D.M. Lloyd-Jones on “the great pulpiteers” of the 19th century: These men were pulpiteers rather than preachers. I mean that they were men who could occupy a pulpit and dominate it, and dominate the people. They were professionals. There was a good deal of the element of showmanship in them, and they were experts at handling congregations and playing on their emotions. In the end they could do almost what they liked with them.”

A.W. Tozer: “[The church] appears to have decided that if she cannot conquer the great god Entertainment she may as well join forces with him and make what use she can of his powers. … Religious entertainment is in many places rapidly crowding out the serious things of God.”

John MacArthur: “Acceptability in the culture and increased church attendance have subtly but steadily usurped holiness and true worship as the primary objective of our church gatherings. Preaching the Word and boldly confronting sin are seen as archaic, ineffectual means of winning the world. … [But] The Great Commission is not a marketing manifesto. True evangelism does not require salesmen but prophets.”

3. “Does he really have to preach so long?”

I think this kind of objection stems from a poor understanding of the significance of the Lord's Day and the worship service. Sunday is the time to retreat from our daily, mundane concerns and to gather as a spiritual family to soak in divine grace. If we treat the worship service as a gift from God and not merely an obligation, a long sermon will cease to be an issue.

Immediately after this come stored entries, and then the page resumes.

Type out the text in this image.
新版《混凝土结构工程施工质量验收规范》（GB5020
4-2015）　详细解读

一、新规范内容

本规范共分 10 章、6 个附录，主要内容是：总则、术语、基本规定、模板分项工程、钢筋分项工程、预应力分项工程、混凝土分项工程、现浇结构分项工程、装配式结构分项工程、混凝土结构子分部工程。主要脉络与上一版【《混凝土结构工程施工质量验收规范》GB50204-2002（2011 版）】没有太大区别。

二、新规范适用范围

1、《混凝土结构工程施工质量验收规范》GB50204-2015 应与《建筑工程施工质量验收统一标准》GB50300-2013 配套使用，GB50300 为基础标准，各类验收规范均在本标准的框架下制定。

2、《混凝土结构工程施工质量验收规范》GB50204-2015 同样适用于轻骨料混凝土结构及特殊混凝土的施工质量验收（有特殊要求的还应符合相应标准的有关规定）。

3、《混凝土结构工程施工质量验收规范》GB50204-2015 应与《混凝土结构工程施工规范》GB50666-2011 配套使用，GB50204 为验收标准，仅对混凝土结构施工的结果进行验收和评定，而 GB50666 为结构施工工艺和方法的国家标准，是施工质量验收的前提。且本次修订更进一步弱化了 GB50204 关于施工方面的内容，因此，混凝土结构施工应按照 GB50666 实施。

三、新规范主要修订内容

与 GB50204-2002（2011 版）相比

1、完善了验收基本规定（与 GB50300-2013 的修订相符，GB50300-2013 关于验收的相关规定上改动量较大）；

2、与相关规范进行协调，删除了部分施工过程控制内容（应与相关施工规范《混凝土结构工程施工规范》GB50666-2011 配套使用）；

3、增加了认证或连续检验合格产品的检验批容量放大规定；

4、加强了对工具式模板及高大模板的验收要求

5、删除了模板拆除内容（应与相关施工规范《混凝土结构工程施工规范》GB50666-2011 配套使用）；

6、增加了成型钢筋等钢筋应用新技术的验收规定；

Leland Ryken on the Puritans' appreciation for preaching: "... I invite you to accompany me to England near the turn of the sixteenth century. Laurence Chaderton... is preaching in his native Lancashire. This northern shire is Catholic territory. People do not often hear good sermons. Chaderton has preached for two hours. He is about to conclude and says something to the effect 'that he would no longer trespass upon their patience.' But the audience will not allow the preacher to stop. 'For God's sake, sir, go on, go on,' they urge. ... This incident is noteworthy, not because it was rare during the Puritan movement, but because it was common."

4. “I like to keep things simple. Why does my pastor dig into 'history' and 'context' and 'doctrine'? I'd prefer more practical tips for life.”

True, a sermon isn't meant to be a classroom-type lecture, and it's supposed to be intensely practical. But build godliness, sin must be dealt with. And to get at the root of sin, one must delve deep into God's word. The following analogy is helpful.

Lloyd-Jones: Take a man who is lying on a bed and writhing in agony with abdominal pain. Now a doctor may come along who... feels that the one thing to do is to relieve this man of his pain. … [But] if you just remove the symptoms before you have discovered the cause of the symptoms you are actually doing your patient real harm because you are giving him this temporary ease which makes him think that all is well. But all is not well, it is only a temporary relief, and the disease is there, is still continuing.”

History and context ground our interpretation of God's word in fact. Otherwise, the preacher would be free to spin the Bible any way that suited him. Doctrine – deep, robust, heart-searching, Christ-exalting doctrine – is our foundation, our spiritual food, and the fuel that drives our worship. This last excerpt describes what any wise pastor wants for God's flock.

Ramey: “Mature believers are able to eat and digest the prime rib principles of God's Word because they have sat under consistent expository preaching. As they feed on the meat of the Word, they grow spiritually mature, and with that comes growth in discernment. They want nothing to do with shallow, topical teaching, and they see right through the schemes of false teachers and their claims.”


To have God's word expounded to us by a faithful pastor is one of the greatest blessings one can have in this life. Brothers, sisters, friends, instead of dwelling on the imperfections of the preacher, we should seek to be caught up in the perfections of our Savior.